Cisco Meraki access points (APs) are designed to follow regulatory standards for channel selection and transmit power, regardless of where they are deployed. Every Dashboard network has a country and regulatory domain associated with it. If an AP is deployed in a different country than its network, Dashboard will report a potential regulatory domain mismatch and the AP will be restricted from using its full channel/power capabilities.
This article outlines how to make changes to a network's regulatory domain, and best practice to avoid regulatory issues altogether.
Regulatory domain mismatches typically occur when Meraki APs are deployed to multiple countries, but managed within the same Dashboard network. Because the regulatory domain is defined on a per-network basis, it is strongly recommended that APs are grouped into networks based on country/site. This eliminates the possibility that two APs within the same network are deployed in different regulatory domains.

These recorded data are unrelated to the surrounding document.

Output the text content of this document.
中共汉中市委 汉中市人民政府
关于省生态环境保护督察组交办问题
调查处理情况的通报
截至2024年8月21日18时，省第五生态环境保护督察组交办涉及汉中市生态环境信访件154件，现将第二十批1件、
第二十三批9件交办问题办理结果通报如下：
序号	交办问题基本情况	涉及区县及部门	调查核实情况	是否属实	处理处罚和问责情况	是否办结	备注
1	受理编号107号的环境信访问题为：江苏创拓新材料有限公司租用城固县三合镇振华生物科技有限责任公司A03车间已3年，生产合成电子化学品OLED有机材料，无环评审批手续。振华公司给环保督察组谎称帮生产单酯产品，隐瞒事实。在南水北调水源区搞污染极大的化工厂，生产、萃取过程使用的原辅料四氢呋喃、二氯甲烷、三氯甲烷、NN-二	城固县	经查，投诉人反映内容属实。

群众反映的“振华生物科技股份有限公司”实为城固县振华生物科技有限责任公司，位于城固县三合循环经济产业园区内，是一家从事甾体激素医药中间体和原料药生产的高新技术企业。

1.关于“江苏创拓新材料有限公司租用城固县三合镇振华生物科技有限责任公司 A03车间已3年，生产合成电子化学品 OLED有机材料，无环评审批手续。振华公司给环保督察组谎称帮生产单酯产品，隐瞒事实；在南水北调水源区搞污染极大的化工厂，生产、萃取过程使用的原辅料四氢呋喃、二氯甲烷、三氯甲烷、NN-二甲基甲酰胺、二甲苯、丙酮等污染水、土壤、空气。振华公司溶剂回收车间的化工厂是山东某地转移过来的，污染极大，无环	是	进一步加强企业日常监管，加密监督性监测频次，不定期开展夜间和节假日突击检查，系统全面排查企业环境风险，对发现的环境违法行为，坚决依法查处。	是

For reference purposes, a network's current regulatory domain can be found under Wireless > Configure > Radio settings.
If one or more APs are deployed outside of the network's regulatory domain, Dashboard will report that "AP is configured for the <network's domain> regulatory domain, but is detected to possibly be in <AP's reported location>," followed by additional details about the mismatch.
There are two ways to resolve a regulatory domain mismatch:
If Dashboard detects that some APs have been deployed in a new country, an error will appear on the AP details page indicating that the AP's country code has been changed. This AP may be operating in a reduced state.
If Dashboard detects that all of the APs are deployed in a country different from the network's regulatory domain, the option will be given to correct the network's regulatory domain.
In the example below, the network's regulatory domain country is Japan, but all APs in the network were deployed in the US. This results in the following error under Wireless > Configure > Radio settings:
If the listed country change is correct and intended, input the necessary information and click Accept to fix the network's regulatory domain. In the example above, the country is changed from Japan to US, so all future access points added to this network should be deployed in the US as well.
If some APs are deployed in a different country than the rest of the network, it is recommended that these APs be moved to another Dashboard network to receive their own regulatory domain. Please refer to the following articles for detailed instructions:
If the new network also reports a regulatory domain mismatch, refer to the instructions above to fix the new network's regulatory domain.